To understand how sampling error of savings estimates might affect cost-effectiveness, we created a simplified example. We considered a measure with annual energy savings of 124 kWh and demand savings of 0.014 kW and assumed that it met the 90/10 threshold based on a sample of 40 observations. Using realistic inputs from actual programs, we calculated a total resource cost (TRC) value of 1.11 for this measure.
Using a Monte Carlo analysis, we ran 5,000 simulations of the total resource cost (TRC) test, randomly varying the kWh and kW values within a normal distribution. The chart below shows the results.
The first thing that jumps out is that the output is the shape of a normal distribution. Most of the model runs are near the calculated value of 1.11, but they range from 0.02 to 2.10! Notably, 57% of the model runs were cost-effective (TRC of 1.0 or greater), but 43% were not. This means that, in this example, if you estimated savings based on two different random samples, it would essentially be a coin flip (or roughly the probability of Shaquille O’Neal making a free throw) as to whether the measure would be cost-effective or not.
This is a simplified example to illustrate the concept. It is worth mentioning two important caveats: first, the scenarios at the extreme ends of the curve are very unlikely and also hopefully would not occur with a competent evaluator noticing that the results were way outside of what would be expected for that measure. Second, in this example, the kWh and kW values were treated as independent. In practice, they are linked and would move in the same direction, resulting in less variability in the TRC results.
Bringing it back to Brad Stevens’ coaching philosophy, this exercise shows that there could be no meaningful difference between a program or measure that does not pass a cost-effectiveness screen with a TRC of 0.99 and one that passes with a TRC of 1.01. Just like a basketball game may come down to a lucky shot as time expires, the makeup of a randomly selected sample may tilt the scales for a program in one direction or another.
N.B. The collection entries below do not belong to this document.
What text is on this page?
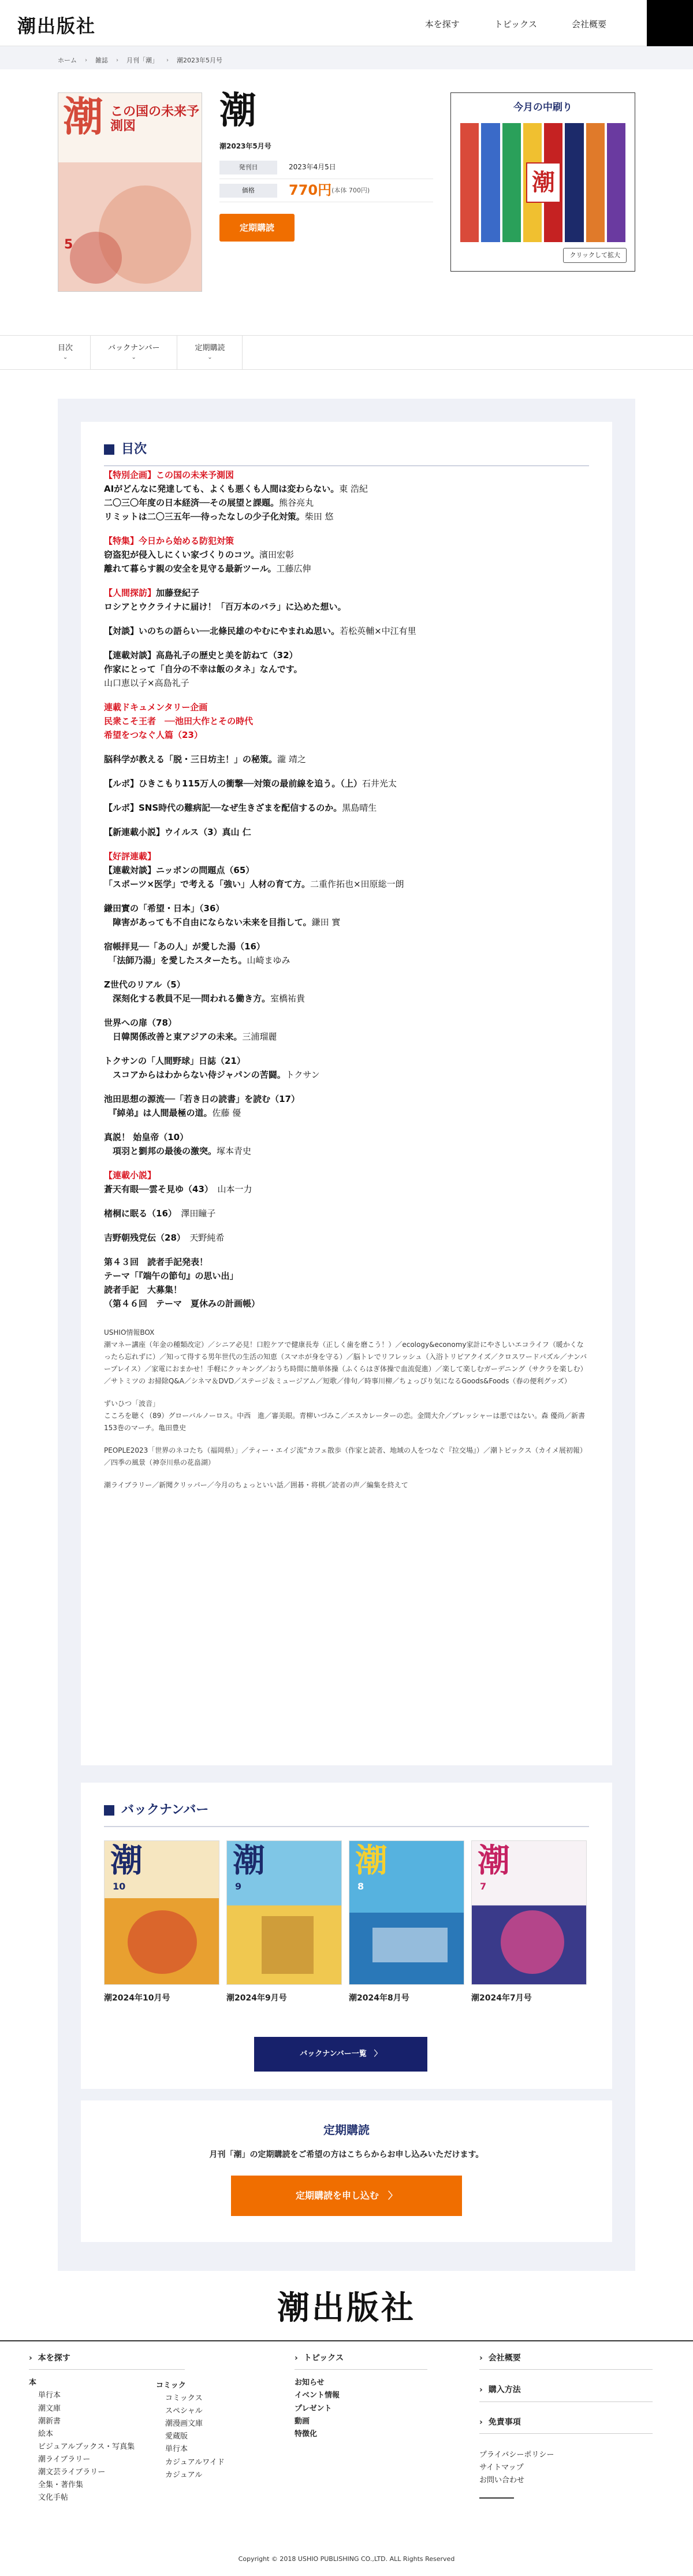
潮出版社	本を探す	トピックス	会社概要
ホーム › 雑誌 › 月刊「潮」 › 潮2023年5月号
潮 この国の未来予測図
5
潮
潮2023年5月号
発刊日	2023年4月5日
価格	770円 (本体 700円)
定期購読
今月の中刷り
潮
クリックして拡大
目次
⌄
バックナンバー
⌄
定期購読
⌄
目次

【特別企画】この国の未来予測図

AIがどんなに発達しても、よくも悪くも人間は変わらない。東 浩紀

二〇三〇年度の日本経済──その展望と課題。熊谷亮丸

リミットは二〇三五年──待ったなしの少子化対策。柴田 悠

【特集】今日から始める防犯対策

窃盗犯が侵入しにくい家づくりのコツ。濱田宏彰

離れて暮らす親の安全を見守る最新ツール。工藤広伸

【人間探訪】加藤登紀子

ロシアとウクライナに届け！「百万本のバラ」に込めた想い。

【対談】いのちの語らい──北條民雄のやむにやまれぬ思い。若松英輔×中江有里

【連載対談】高島礼子の歴史と美を訪ねて（32）

作家にとって「自分の不幸は飯のタネ」なんです。

山口恵以子×高島礼子

連載ドキュメンタリー企画

民衆こそ王者　──池田大作とその時代

希望をつなぐ人篇（23）

脳科学が教える「脱・三日坊主！」の秘策。瀧 靖之

【ルポ】ひきこもり115万人の衝撃──対策の最前線を追う。（上）石井光太

【ルポ】SNS時代の難病記──なぜ生きざまを配信するのか。黒島晴生

【新連載小説】ウイルス（3）真山 仁

【好評連載】

【連載対談】ニッポンの問題点（65）

「スポーツ×医学」で考える「強い」人材の育て方。二重作拓也×田原総一朗

鎌田實の「希望・日本」（36）

　障害があっても不自由にならない未来を目指して。鎌田 實

宿帳拝見──「あの人」が愛した湯（16）

　「法師乃湯」を愛したスターたち。山崎まゆみ

Z世代のリアル（5）

　深刻化する教員不足──問われる働き方。室橋祐貴

世界への扉（78）

　日韓関係改善と東アジアの未来。三浦瑠麗

トクサンの「人間野球」日誌（21）

　スコアからはわからない侍ジャパンの苦闘。トクサン

池田思想の源流──「若き日の読書」を読む（17）

　『綽弟』は人間最極の道。佐藤 優

真説！ 始皇帝（10）

　項羽と劉邦の最後の激突。塚本青史

【連載小説】

蒼天有眼──雲そ見ゆ（43）　山本一力

楮桐に眠る（16）　澤田瞳子

吉野朝残党伝（28）　天野純希

第４３回　読者手記発表！

テーマ「『端午の節句』の思い出」

読者手記　大募集！

（第４６回　テーマ　夏休みの計画帳）

USHIO情報BOX

潮マネー講座（年金の種類改定）／シニア必見！口腔ケアで健康長寿（正しく歯を磨こう！）／ecology&economy家計にやさしいエコライフ（暖かくなったら忘れずに）／知って得する男年世代の生活の知恵（スマホが身を守る）／脳トレでリフレッシュ（入浴トリビアクイズ／クロスワードパズル／ナンバープレイス）／家電におまかせ！手軽にクッキング／おうち時間に簡単体操（ふくらはぎ体操で血流促進）／楽して楽しむガーデニング（サクラを楽しむ）／サトミツの お掃除Q&A／シネマ＆DVD／ステージ＆ミュージアム／短歌／俳句／時事川柳／ちょっぴり気になるGoods&Foods（春の便利グッズ）

ずいひつ「波音」

こころを聴く（89）グローバルノーロス。中西　進／審美眼。青柳いづみこ／エスカレーターの恋。金間大介／プレッシャーは悪ではない。森 優尚／新書153巻のマーチ。亀田豊史

PEOPLE2023「世界のネコたち（福岡県）」／ティー・エイジ流”カフェ散歩（作家と読者、地域の人をつなぐ『拉交場』）／潮トピックス（カイメ展初報）／四季の風景（神奈川県の花畠湖）

潮ライブラリー／新聞クリッパー／今月のちょっといい話／囲碁・将棋／読者の声／編集を終えて

バックナンバー
潮
10
潮2024年10月号
潮
9
潮2024年9月号
潮
8
潮2024年8月号
潮
7
潮2024年7月号
バックナンバー一覧　〉
定期購読
月刊「潮」の定期購読をご希望の方はこちらからお申し込みいただけます。
定期購読を申し込む　〉
潮出版社
› 本を探す
本
単行本
潮文庫
潮新書
絵本
ビジュアルブックス・写真集
潮ライブラリー
潮文芸ライブラリー
全集・著作集
文化手帖
コミック
コミックス
スペシャル
潮漫画文庫
愛蔵版
単行本
カジュアルワイド
カジュアル
› トピックス
お知らせ
イベント情報
プレゼント
動画
特徴化
› 会社概要
› 購入方法
› 免責事項
プライバシーポリシー
サイトマップ
お問い合わせ
Copyright © 2018 USHIO PUBLISHING CO.,LTD. ALL Rights Reserved
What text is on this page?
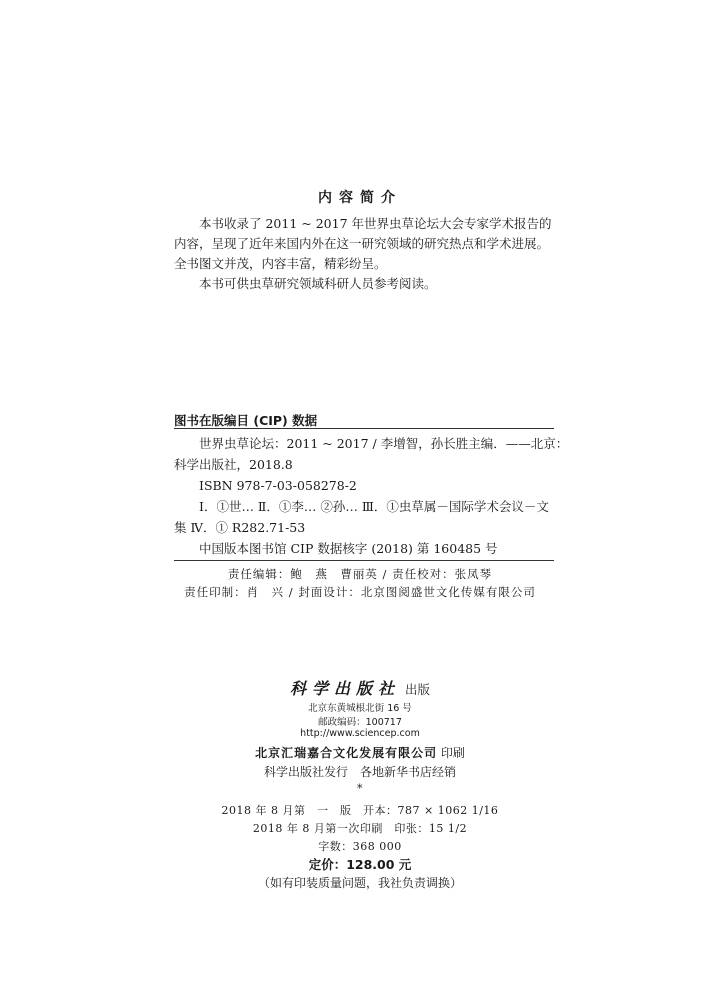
内容简介

本书收录了 2011 ~ 2017 年世界虫草论坛大会专家学术报告的内容，呈现了近年来国内外在这一研究领域的研究热点和学术进展。全书图文并茂，内容丰富，精彩纷呈。

本书可供虫草研究领域科研人员参考阅读。

图书在版编目 (CIP) 数据
世界虫草论坛：2011 ~ 2017 / 李增智，孙长胜主编．——北京：
科学出版社，2018.8
ISBN 978-7-03-058278-2
Ⅰ．①世… Ⅱ．①李… ②孙… Ⅲ．①虫草属－国际学术会议－文
集 Ⅳ．① R282.71-53
中国版本图书馆 CIP 数据核字 (2018) 第 160485 号
责任编辑：鲍　燕　曹丽英 / 责任校对：张凤琴
责任印制：肖　兴 / 封面设计：北京图阅盛世文化传媒有限公司
科学出版社 出版
北京东黄城根北街 16 号
邮政编码：100717
http://www.sciencep.com
北京汇瑞嘉合文化发展有限公司 印刷
科学出版社发行　各地新华书店经销
*
2018 年 8 月第　一　版　开本：787 × 1062 1/16
2018 年 8 月第一次印刷　印张：15 1/2
字数：368 000
定价：128.00 元
（如有印装质量问题，我社负责调换）
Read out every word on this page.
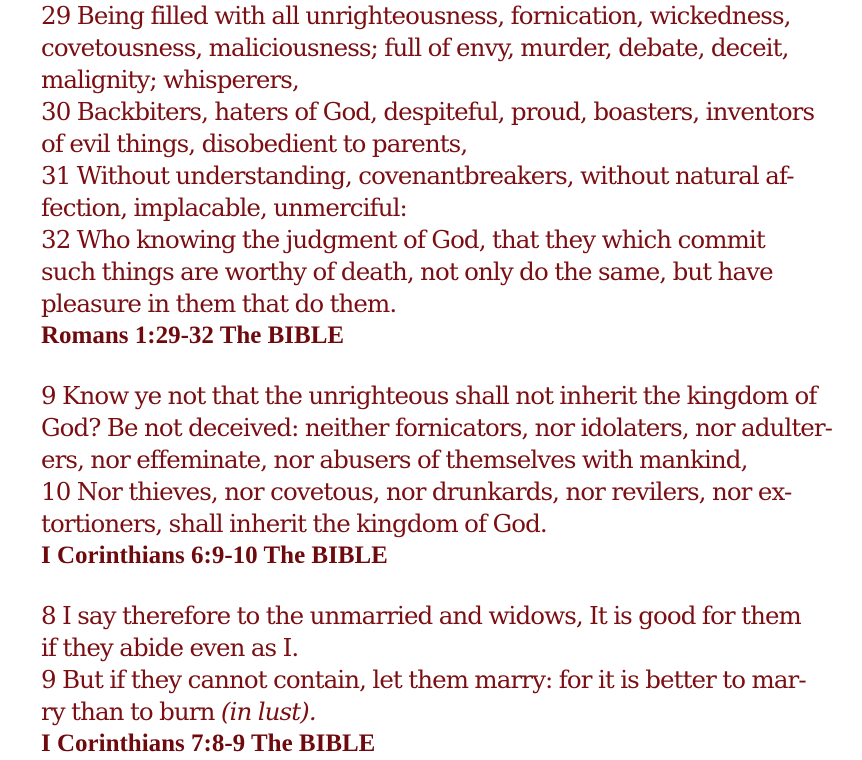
29 Being filled with all unrighteousness, fornication, wickedness,
covetousness, maliciousness; full of envy, murder, debate, deceit,
malignity; whisperers,
30 Backbiters, haters of God, despiteful, proud, boasters, inventors
of evil things, disobedient to parents,
31 Without understanding, covenantbreakers, without natural af-
fection, implacable, unmerciful:
32 Who knowing the judgment of God, that they which commit
such things are worthy of death, not only do the same, but have
pleasure in them that do them.
Romans 1:29-32 The BIBLE
9 Know ye not that the unrighteous shall not inherit the kingdom of
God? Be not deceived: neither fornicators, nor idolaters, nor adulter-
ers, nor effeminate, nor abusers of themselves with mankind,
10 Nor thieves, nor covetous, nor drunkards, nor revilers, nor ex-
tortioners, shall inherit the kingdom of God.
I Corinthians 6:9-10 The BIBLE
8 I say therefore to the unmarried and widows, It is good for them
if they abide even as I.
9 But if they cannot contain, let them marry: for it is better to mar-
ry than to burn (in lust).
I Corinthians 7:8-9 The BIBLE
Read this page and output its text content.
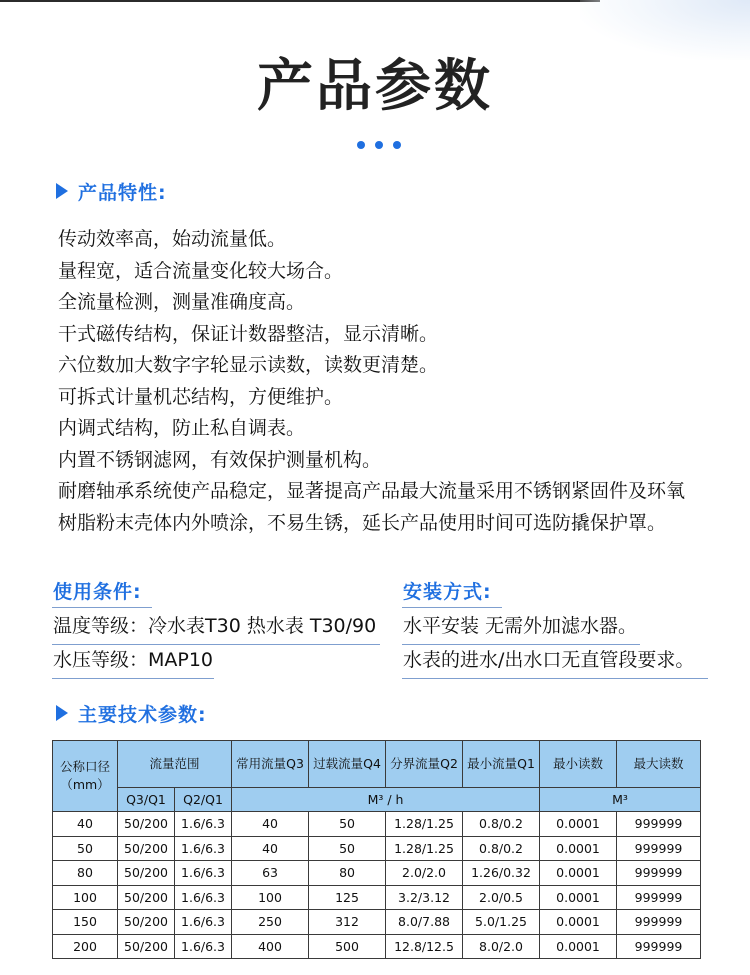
产品参数
产品特性:
传动效率高，始动流量低。
量程宽，适合流量变化较大场合。
全流量检测，测量准确度高。
干式磁传结构，保证计数器整洁，显示清晰。
六位数加大数字字轮显示读数，读数更清楚。
可拆式计量机芯结构，方便维护。
内调式结构，防止私自调表。
内置不锈钢滤网，有效保护测量机构。
耐磨轴承系统使产品稳定，显著提高产品最大流量采用不锈钢紧固件及环氧
树脂粉末壳体内外喷涂，不易生锈，延长产品使用时间可选防撬保护罩。
使用条件:
温度等级：冷水表T30 热水表 T30/90
水压等级：MAP10
安装方式:
水平安装 无需外加滤水器。
水表的进水/出水口无直管段要求。
主要技术参数:
公称口径（mm）	流量范围		常用流量Q3	过载流量Q4	分界流量Q2	最小流量Q1	最小读数	最大读数
	Q3/Q1	Q2/Q1	M³ / h				M³	
40	50/200	1.6/6.3	40	50	1.28/1.25	0.8/0.2	0.0001	999999
50	50/200	1.6/6.3	40	50	1.28/1.25	0.8/0.2	0.0001	999999
80	50/200	1.6/6.3	63	80	2.0/2.0	1.26/0.32	0.0001	999999
100	50/200	1.6/6.3	100	125	3.2/3.12	2.0/0.5	0.0001	999999
150	50/200	1.6/6.3	250	312	8.0/7.88	5.0/1.25	0.0001	999999
200	50/200	1.6/6.3	400	500	12.8/12.5	8.0/2.0	0.0001	999999
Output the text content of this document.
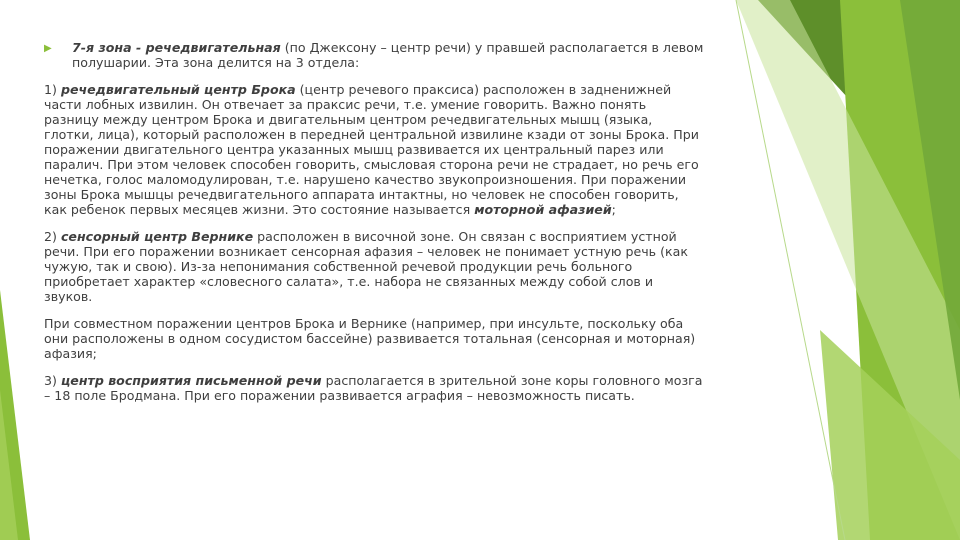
▶	7-я зона - речедвигательная (по Джексону – центр речи) у правшей располагается в левом полушарии. Эта зона делится на 3 отдела:

1) речедвигательный центр Брока (центр речевого праксиса) расположен в задненижней части лобных извилин. Он отвечает за праксис речи, т.е. умение говорить. Важно понять разницу между центром Брока и двигательным центром речедвигательных мышц (языка, глотки, лица), который расположен в передней центральной извилине кзади от зоны Брока. При поражении двигательного центра указанных мышц развивается их центральный парез или паралич. При этом человек способен говорить, смысловая сторона речи не страдает, но речь его нечетка, голос маломодулирован, т.е. нарушено качество звукопроизношения. При поражении зоны Брока мышцы речедвигательного аппарата интактны, но человек не способен говорить, как ребенок первых месяцев жизни. Это состояние называется моторной афазией;

2) сенсорный центр Вернике расположен в височной зоне. Он связан с восприятием устной речи. При его поражении возникает сенсорная афазия – человек не понимает устную речь (как чужую, так и свою). Из-за непонимания собственной речевой продукции речь больного приобретает характер «словесного салата», т.е. набора не связанных между собой слов и звуков.

При совместном поражении центров Брока и Вернике (например, при инсульте, поскольку оба они расположены в одном сосудистом бассейне) развивается тотальная (сенсорная и моторная) афазия;

3) центр восприятия письменной речи располагается в зрительной зоне коры головного мозга – 18 поле Бродмана. При его поражении развивается аграфия – невозможность писать.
But if that is the case, what does it mean? First, it means that a marginally cost-effective program likely has opportunities to improve its implementation and these should be identified and explored. It also means that if a program or measure does not pass a cost-effectiveness screening but stakeholders believe that it is valuable and should still be offered, then perhaps the cost-effectiveness test should be re-examined. Cost-effectiveness frameworks should align with the priorities of the jurisdiction so that resources are allocated to the programs and measures which bring the most value, putting them in a position to have the score take care of itself.